Les futurs historiens retiendront, peut-être, que “l’air du temps” du premier quart de notre XXIe siècle ressemble fort à une impressionnante “marche arrière”. La liste, déjà évoquée ci-dessus, serait longue. Ici et là, des historiens ou politologues avancent les dates de 1930 ou 1910, trouvant des analogies entre aujourd’hui et ces époques des avant-guerres (Pascal Blanchard. Les années 1930. Et si ça recommençait ? La Martinière, 2017). Certains parlent de “décivilisation”… Qu’est-ce que ce “progrès” qui nous fait reculer en nous ramenant aux pires moments de notre histoire ?…

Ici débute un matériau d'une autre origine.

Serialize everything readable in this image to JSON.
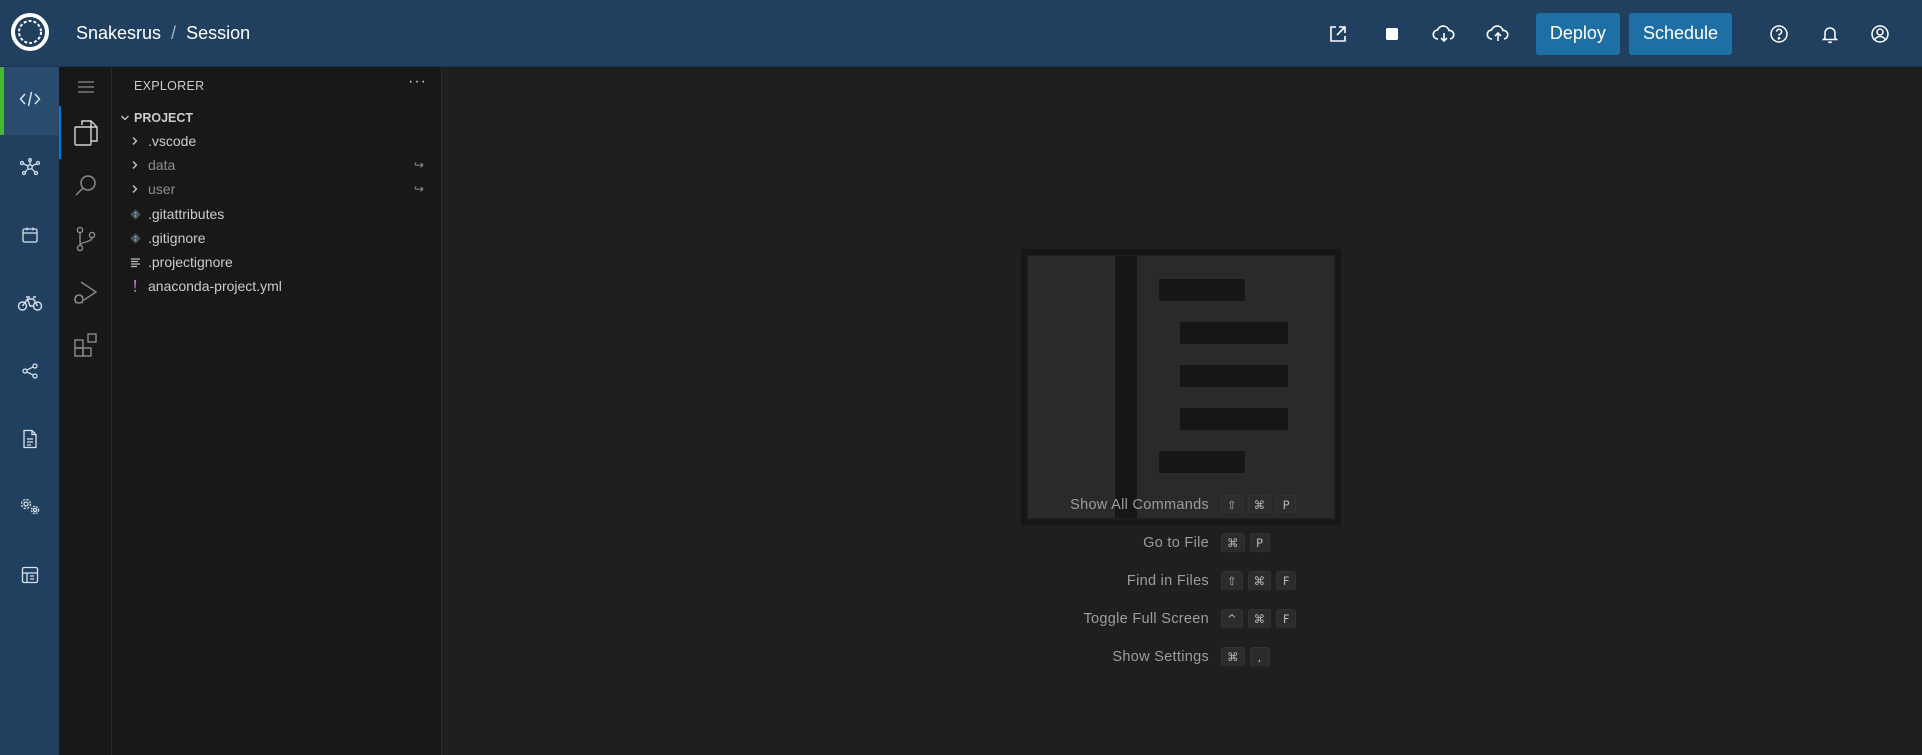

Mais, puisque la mode est à la “marche arrière”, pourquoi nous y refuser ? Allons-y ! Mais dans une tout autre direction par le retour aux sources, c’est-à-dire en reprenant à notre compte les cinq fondamentaux énoncés plus haut par les fondateurs de l’Europe. Et d’abord, redonner toute son importance à une véritable politique européenne, digne de l’acte initial des commencements. Ni passéistes, ni nostalgiques d’époque disparue, nous savons que c’est à nous de poursuivre ce qui a été initié. Peut-être devrons-nous inventer d’autres formes en adéquation avec notre temps, mais toujours dans le même esprit et avec les mêmes objectifs à long terme, réunir les hommes “dans une Europe pacifique, solidaire et fraternelle” (Robert Schuman). J’aimerais que nous nous ressourcions dans la mémoire de ces “Pères fondateurs”.
C’est à la littérature autant qu’à l’histoire que je fais appel pour terminer, avec ce mot qu’Antoine de Saint-Exupéry, quelques jours avant sa disparition, a glissé à Jean Monnet :
“Le plus beau métier des hommes, c’est d’unir les hommes”.